“Rick & Morty” is a show about an alcoholic genius (Rick) who drags around his well-meaning idiot grandson (Morty) around the multiverse on various quests. We learn that Rick is reportedly the smartest man in existence, and that he is wanted for various crimes committed against the galactic government. “They think they run the galaxy, I disagree,” grunts Rick in Season 2 Episode 10. When he is finally arrested and placed in space-prison, a fellow inmate asks “What are you in for?” to which Rick replies “Everything.”
What makes Rick so appealing is how his intelligence gives him a golden ticket to do whatever the fuck he wants. He manages to get drunk, party, and go on seemingly self-serving adventures just because he understands that life is meaningless and short. We get the sense that Rick is very unhappy (he says he doesn’t believe in love, he attempts to kill himself at the end of Season 2 Episode 3), but he uses sensual pleasures (alcohol, sex, and ice cream) to distract himself from the heavy truths that weigh over him. We have to assume that this is the best possible scenario for Rick to exist because, well, he’s a genius.
The show suggests that if we truly become smart and all-knowing, it will create tremendous unhappiness within us. Ultimate knowledge, rather than solving problems, creates more of them. This happens to a degree at which Rick realizes that the fight is pointless and that the only thing he can really control is how good of a time he can have in his short window of life.
Rick’s extremely cynical standpoint is seductive. When I read the news and educate myself in politics, there are times where I believe that I am merely a cog in the unstoppable forces of history. Once we zoom out and examine our planet, our solar system, and our universe, our immediate choices matter less and less and less. This perspective (which Rick has experienced first-hand) frees us in a sense. These infinite possibilities tell us that, in the end, we don’t have a reason to be afraid of very much, because of how insignificant our problems are.
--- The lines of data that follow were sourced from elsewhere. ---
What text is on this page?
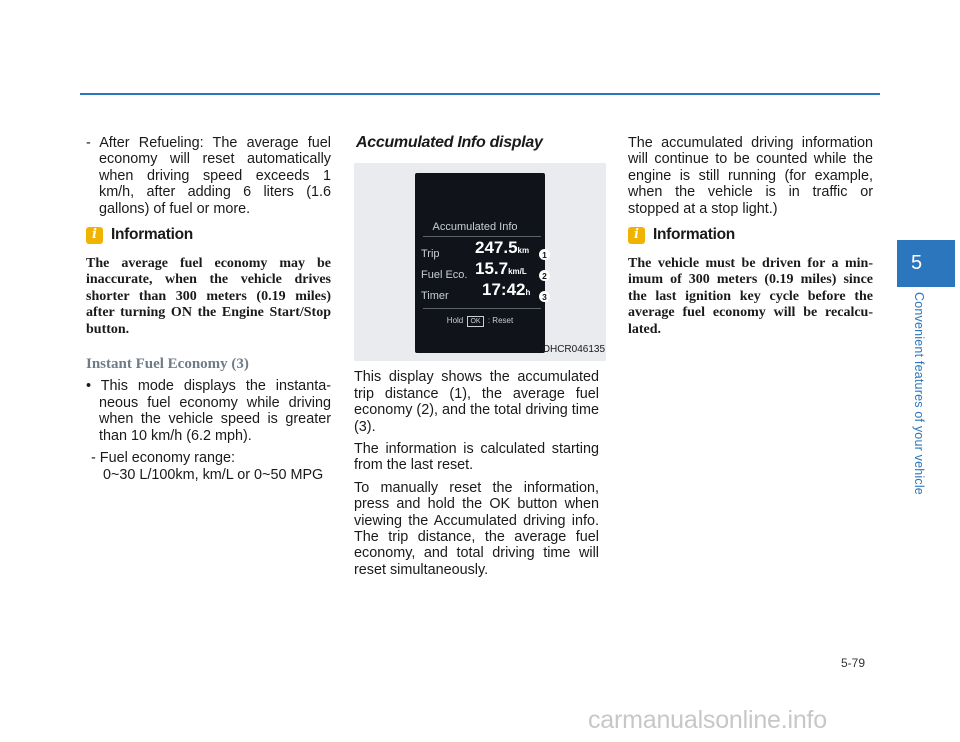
- After Refueling: The average fuel economy will reset automatically when driving speed exceeds 1 km/h, after adding 6 liters (1.6 gallons) of fuel or more.

i Information

The average fuel economy may be inaccurate, when the vehicle drives shorter than 300 meters (0.19 miles) after turning ON the Engine Start/Stop button.

Instant Fuel Economy (3)

• This mode displays the instanta-neous fuel economy while driving when the vehicle speed is greater than 10 km/h (6.2 mph).

- Fuel economy range:
0~30 L/100km, km/L or 0~50 MPG
Accumulated Info display
Accumulated Info
Trip 247.5km	1
Fuel Eco. 15.7km/L	2
Timer 17:42h	3
Hold OK : Reset
OHCR046135

This display shows the accumulated trip distance (1), the average fuel economy (2), and the total driving time (3).

The information is calculated starting from the last reset.

To manually reset the information, press and hold the OK button when viewing the Accumulated driving info. The trip distance, the average fuel economy, and total driving time will reset simultaneously.

The accumulated driving information will continue to be counted while the engine is still running (for example, when the vehicle is in traffic or stopped at a stop light.)

i Information

The vehicle must be driven for a min-imum of 300 meters (0.19 miles) since the last ignition key cycle before the average fuel economy will be recalcu-lated.

5
Convenient features of your vehicle
5-79
carmanualsonline.info
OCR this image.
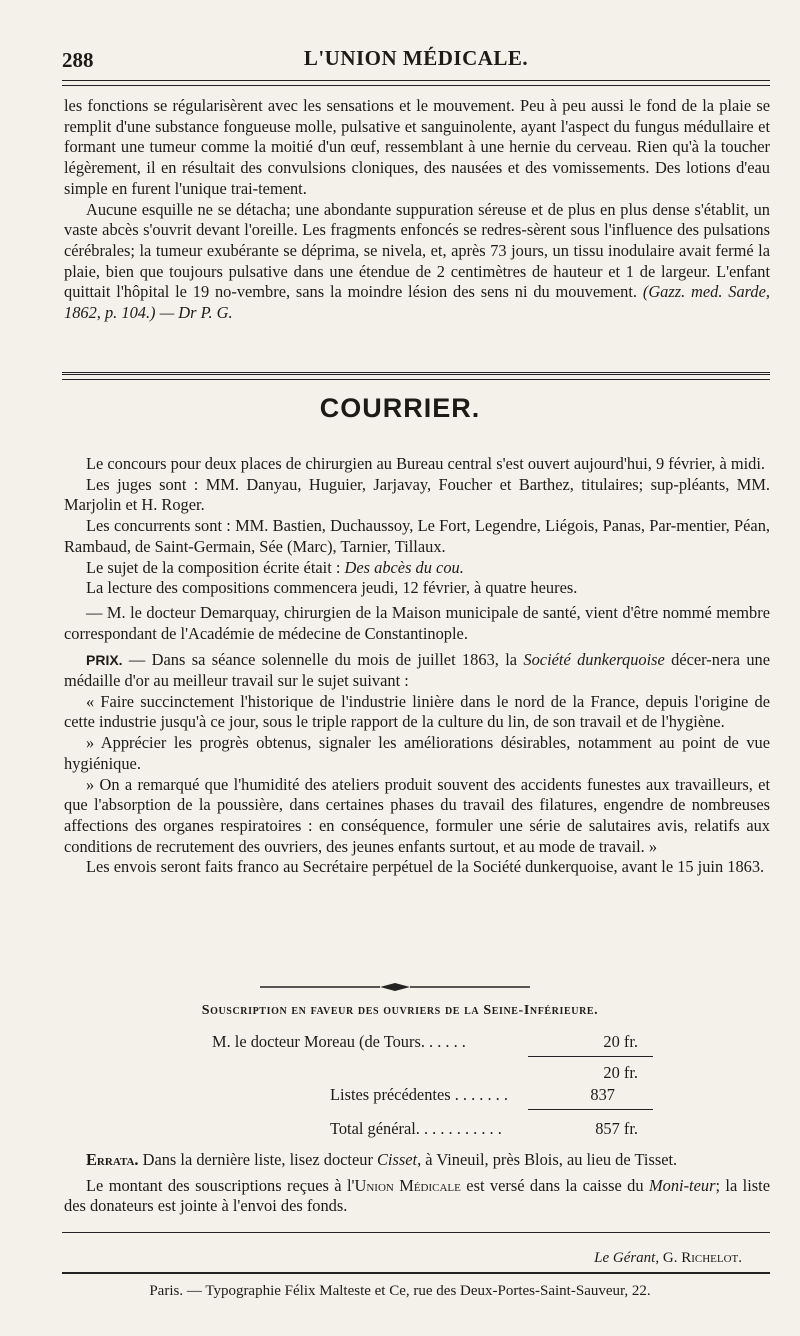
288	L'UNION MÉDICALE.

les fonctions se régularisèrent avec les sensations et le mouvement. Peu à peu aussi le fond de la plaie se remplit d'une substance fongueuse molle, pulsative et sanguinolente, ayant l'aspect du fungus médullaire et formant une tumeur comme la moitié d'un œuf, ressemblant à une hernie du cerveau. Rien qu'à la toucher légèrement, il en résultait des convulsions cloniques, des nausées et des vomissements. Des lotions d'eau simple en furent l'unique trai-tement.

Aucune esquille ne se détacha; une abondante suppuration séreuse et de plus en plus dense s'établit, un vaste abcès s'ouvrit devant l'oreille. Les fragments enfoncés se redres-sèrent sous l'influence des pulsations cérébrales; la tumeur exubérante se déprima, se nivela, et, après 73 jours, un tissu inodulaire avait fermé la plaie, bien que toujours pulsative dans une étendue de 2 centimètres de hauteur et 1 de largeur. L'enfant quittait l'hôpital le 19 no-vembre, sans la moindre lésion des sens ni du mouvement. (Gazz. med. Sarde, 1862, p. 104.) — Dr P. G.

COURRIER.

Le concours pour deux places de chirurgien au Bureau central s'est ouvert aujourd'hui, 9 février, à midi.

Les juges sont : MM. Danyau, Huguier, Jarjavay, Foucher et Barthez, titulaires; sup-pléants, MM. Marjolin et H. Roger.

Les concurrents sont : MM. Bastien, Duchaussoy, Le Fort, Legendre, Liégois, Panas, Par-mentier, Péan, Rambaud, de Saint-Germain, Sée (Marc), Tarnier, Tillaux.

Le sujet de la composition écrite était : Des abcès du cou.

La lecture des compositions commencera jeudi, 12 février, à quatre heures.

— M. le docteur Demarquay, chirurgien de la Maison municipale de santé, vient d'être nommé membre correspondant de l'Académie de médecine de Constantinople.

PRIX. — Dans sa séance solennelle du mois de juillet 1863, la Société dunkerquoise décer-nera une médaille d'or au meilleur travail sur le sujet suivant :

« Faire succinctement l'historique de l'industrie linière dans le nord de la France, depuis l'origine de cette industrie jusqu'à ce jour, sous le triple rapport de la culture du lin, de son travail et de l'hygiène.

» Apprécier les progrès obtenus, signaler les améliorations désirables, notamment au point de vue hygiénique.

» On a remarqué que l'humidité des ateliers produit souvent des accidents funestes aux travailleurs, et que l'absorption de la poussière, dans certaines phases du travail des filatures, engendre de nombreuses affections des organes respiratoires : en conséquence, formuler une série de salutaires avis, relatifs aux conditions de recrutement des ouvriers, des jeunes enfants surtout, et au mode de travail. »

Les envois seront faits franco au Secrétaire perpétuel de la Société dunkerquoise, avant le 15 juin 1863.

Souscription en faveur des ouvriers de la Seine-Inférieure.
M. le docteur Moreau (de Tours. . . . . .	20 fr.
20 fr.
Listes précédentes . . . . . . .	837
Total général. . . . . . . . . . .	857 fr.

Errata. Dans la dernière liste, lisez docteur Cisset, à Vineuil, près Blois, au lieu de Tisset.

Le montant des souscriptions reçues à l'Union Médicale est versé dans la caisse du Moni-teur; la liste des donateurs est jointe à l'envoi des fonds.

Le Gérant, G. Richelot.
Paris. — Typographie Félix Malteste et Ce, rue des Deux-Portes-Saint-Sauveur, 22.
Then, we have Morty, the idiot whose scope of understanding is completely narrow. As the show progresses, we see him become less naive (often his efforts to do good end with him committing more evil than he intended), which gives us insight as to why Rick is such an asshole. The world is so complex that is is nearly impossible to do the right thing on a grand scale. Our immediate needs and surroundings end up being the most important anyway, because our friends, our hungers, and our wants end up being the universe that matters most.
This is why Rick often will sacrifice himself for his family (he saves Morty in Season 2 Episode 1, he turns himself in to the Galactic Federation in order to protect his loved ones from torture). Morty repeatedly claims that Rick cares about no one. However, Rick’s actions tell us that he does care about his family. This isn’t a huge shock, but we see that infinite intelligence (at least in this show) may take away our ability to care, but it will not take it away completely. Rick still holds the capacity to love his family, even if he will never admit it.
The takeaway is that even as we gain intelligence and cynicism, it may appear to take away from our immediate fears, but it in a sense doesn’t change them very much. Perhaps this grand perceptive across timelines gives Rick clarity as to what really matters. True, Rick doesn’t give a fuck about most things, but we see that he is willing to sacrifice his own well-being for his loved ones on more than one occasion. He finds this balance in his cognitive gifts, and acts accordingly.